Pierre Levy reconnait donc le phénomène du Copyleft, mais du bout des lèvres, comme une réalité génante qu’il faut rajouter à sa théorie puisque c’est un fait. Il dénonce par contre toute atteinte à la sacro sainte loi de la propriété, garantie de la liberté et de la responsabilité... continuant à confondre le paradigme matériel et immatériel... et nous parle du méchant Napster. Or, l’intelligence collective semble justement s’épanouir là où la PI est modifiée, inversée, détournée, ignorée, secondaire... Et c’est aussi elle qui permettra de compenser les baisse d’investissement financier dans la recherche, le jour prochain où nous nous seront libérés de la PI, la prohibition intellectuelle !

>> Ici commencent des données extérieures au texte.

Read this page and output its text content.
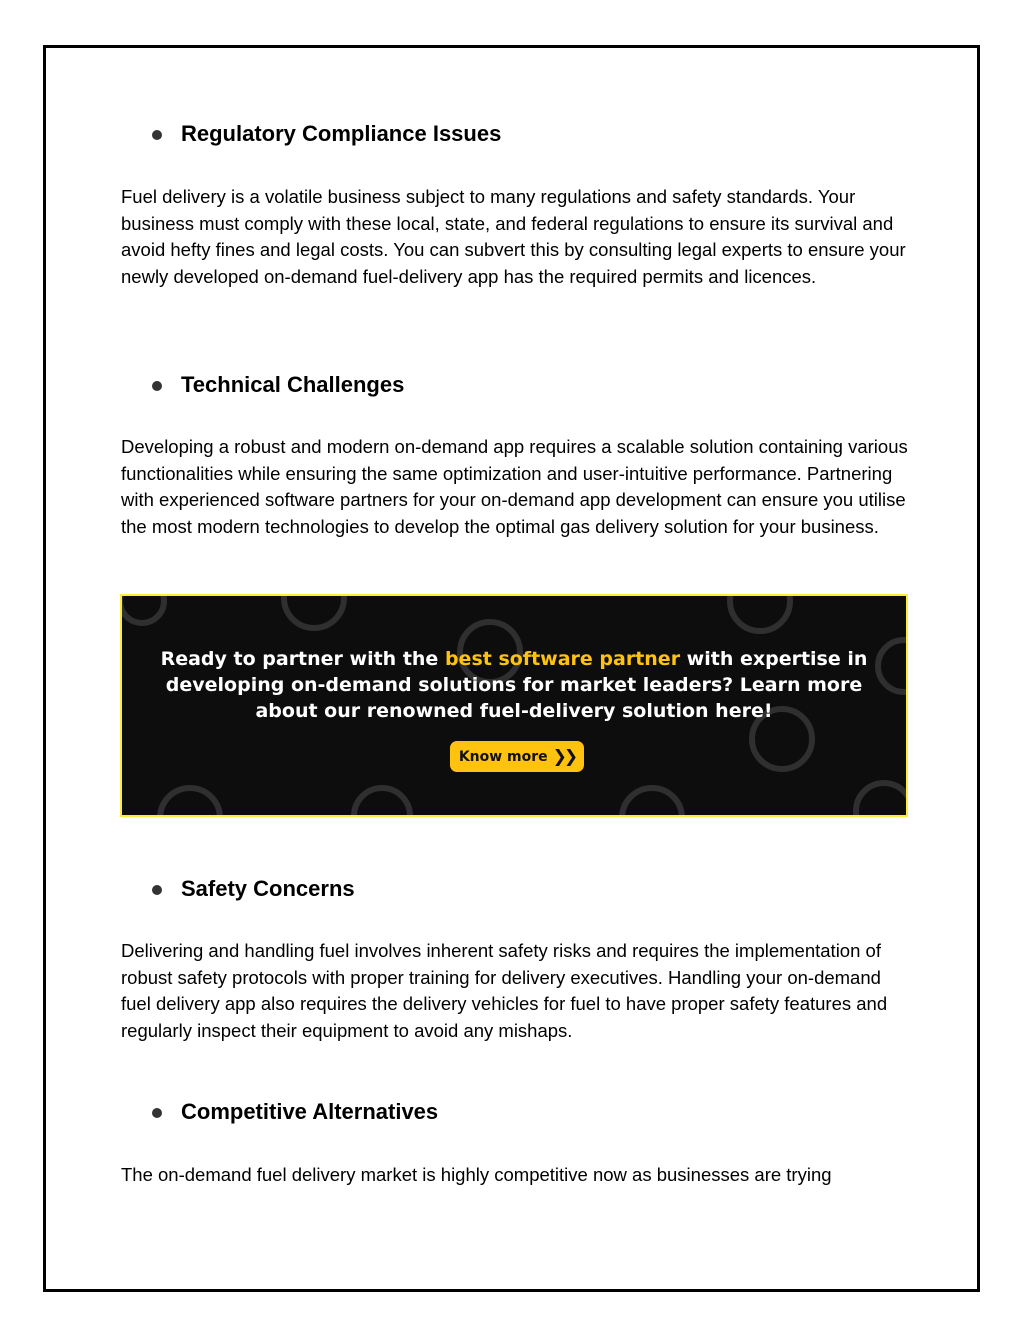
Regulatory Compliance Issues

Fuel delivery is a volatile business subject to many regulations and safety standards. Your business must comply with these local, state, and federal regulations to ensure its survival and avoid hefty fines and legal costs. You can subvert this by consulting legal experts to ensure your newly developed on-demand fuel-delivery app has the required permits and licences.

Technical Challenges

Developing a robust and modern on-demand app requires a scalable solution containing various functionalities while ensuring the same optimization and user-intuitive performance. Partnering with experienced software partners for your on-demand app development can ensure you utilise the most modern technologies to develop the optimal gas delivery solution for your business.

Ready to partner with the best software partner with expertise in
developing on-demand solutions for market leaders? Learn more
about our renowned fuel-delivery solution here!

Know more ❯❯
Safety Concerns

Delivering and handling fuel involves inherent safety risks and requires the implementation of robust safety protocols with proper training for delivery executives. Handling your on-demand fuel delivery app also requires the delivery vehicles for fuel to have proper safety features and regularly inspect their equipment to avoid any mishaps.

Competitive Alternatives

The on-demand fuel delivery market is highly competitive now as businesses are trying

PIERRE LEVY CONTRE L’INTELLIGENCE COLLECTIVE. (Toute religion à son Judas. Sans rancune :-)

Mais on comprend mieux son aveuglement en arrivant sur la fin du paragraphe :

" [...] Les pratiques de mutualisation des ressources informationnelles sont certainement promises à un grand avenir, mais sous des formes probablement différentes de celles que nous avons vu se déployer depuis quelques années. Je n’énonce rien d’original en disant qu’il faudra trouver des moyens de rémunérer les créateurs."

On le connaissait plus enthousiaste, plus prompte à s’emballer sur la mise en réseau des intelligences individuelles. Mais quelque chose le retient : l’argent, peut-être le sien, celui de ses droits d’auteur. Loin de moi de le soupçonner de mesquinerie : la question de l’argent est importante, nous ne sommmes pas de pure esprit. Mais si cet élément doit-être intégrer à la réflexion globale, il semble ici la bloquer complètement. Il refuse d’analyser les phénomènes d’intelligence collective "bénévoles" qui sont majoritaires parceque leur extrapolation pose un problème de revenu. Or le revenu pécunier de l’intelligence collective est indirect (exemple caricatural : IBM et LINUX)... Et lorsque cela ne suffit pas, c’est à dire lorsque le marché sans la PI ne permet pas de financer d’une façon ou d’une autre une "idéé" que des individus désirent, que faire alors ? Il y a le "bénévolat", le "militantisme" pour influencer les financements publics, les dons, le revenu d’existence, la spontanéité, la liberté en bref. Et si cela ne suffit pas, he bien peut-être qu’il apparaîtra alors au yeux de tous que ça vaut le coup de se faire une petite révolution (ou grandes réformes). Mais si dès le départ on commence comme Pierre Levy, pourtant souvent utopiste, a dire : attention, n’allons pas nous intéresser à ceci cela, ce n’est pas réaliste, hola, et les droits d’auteur alors, moi ça va, mais les autres, et Moreno alors !

Bref, Monsieur Lirresponsable, c’est bien sympatique de décortiquer les sources philosophiques malmenés de Pierre Levy (Non mais quel pirate, ce philosophe :-) mais comme dirait Arlette Laguiller "Il y a des luttes prioritaires". (Hein, si, elle l’a surement dit. Tout le monde le dit au moins une fois dans sa vie. Non. ha, bon, ben tan pis).

Conclusion
En Aout, allez plutôt faire la fête et l’amour sur la plage, plutôt que de lire uZine2, que, contrairement au journal Le Monde, on ne peut pas emporter... à moins de l’imprimer et de le vendre à la crieé avec des beignets. Bref allez tous vous faire (...) aimer. Il faut rigoler, et c’est pas pratique avec un ordi sous le bras et les pieds dans l’eau.